Patients' muscles waste away because they lack the protein dystrophin that maintains the structure of muscle.
The dystrophin gene is very large and mutations occur at a number of different sites in the gene. The site of the mutation determines the severity of the muscular dystrophy. The number of different mutations that lead to the condition is unknown but could be in the hundreds.
Dr Kapsa and his colleagues have spent about 18 months studying dystrophin gene mutations and trying to reverse them in mouse cells. They have also had some success repairing the gene mutation in the leg muscles of a muscular dystrophy-affected mouse.
But to date, the cell experiments have shown the most promise. In these experiments the researchers introduced a normal copy of the dystrophin gene into mouse cells that carried the defective gene. Via a process called homologous recombination 15 to 20 per cent of these cells were able to be converted from containing the muscular dystrophy gene to the normal gene. The research will be published in the journal Human Gene Therapy in April.
Homologous recombination has also been investigated as a way to correct the genetic defects that lead to cystic fibrosis but in this case only about 1per cent of cells with the defect were corrected. "What we are aiming to do is generate cultures of stem cells (cells that can develop into any part of the human body) that are genetically corrected and then use them for transplantation in individuals with Duchenne dystrophy," Dr Kapsa said. "Cells, such as bone marrow stem cells, could be obtained from an individual with Duchenne muscular dystrophy and the mutation in these cells could be repaired.

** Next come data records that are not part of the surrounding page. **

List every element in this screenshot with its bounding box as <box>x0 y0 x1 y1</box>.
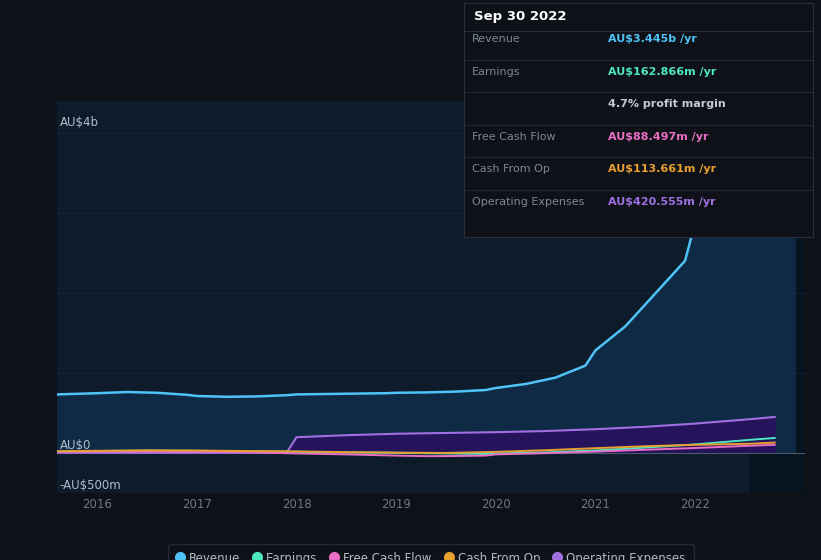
Text: Sep 30 2022: Sep 30 2022 <box>474 10 566 22</box>
Text: AU$0: AU$0 <box>59 438 91 451</box>
Legend: Revenue, Earnings, Free Cash Flow, Cash From Op, Operating Expenses: Revenue, Earnings, Free Cash Flow, Cash … <box>168 544 694 560</box>
Text: AU$3.445b /yr: AU$3.445b /yr <box>608 34 696 44</box>
Text: Cash From Op: Cash From Op <box>472 164 550 174</box>
Text: Operating Expenses: Operating Expenses <box>472 197 585 207</box>
Text: Free Cash Flow: Free Cash Flow <box>472 132 556 142</box>
Text: -AU$500m: -AU$500m <box>59 479 122 492</box>
Text: AU$162.866m /yr: AU$162.866m /yr <box>608 67 716 77</box>
Text: Revenue: Revenue <box>472 34 521 44</box>
Text: Earnings: Earnings <box>472 67 521 77</box>
Text: 4.7% profit margin: 4.7% profit margin <box>608 99 725 109</box>
Text: AU$88.497m /yr: AU$88.497m /yr <box>608 132 708 142</box>
Text: AU$420.555m /yr: AU$420.555m /yr <box>608 197 715 207</box>
Text: AU$4b: AU$4b <box>59 116 99 129</box>
Bar <box>750 101 805 493</box>
Text: AU$113.661m /yr: AU$113.661m /yr <box>608 164 716 174</box>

These genetically corrected cells could then be returned to the patient, minimising the chance of immune rejection, and then induced to repopulate the muscle."
There are three stages to the work: repairing the genetic mutation, getting these cells into the bodies of mice (and ultimately humans), and getting corrected cells into affected muscles.
The first stage is accomplished, although the researchers need the genetic defect to be corrected in 100 per cent of cells rather than 15 to 20 per cent. The second stage has also been achieved; the researchers have put normal mouse bone marrow cells into a mouse with muscular dystrophy. And, encouragingly, the third stage of getting the normal cells into affected muscle has also been reached, although only a small proportion of these cells have reached the muscle so far.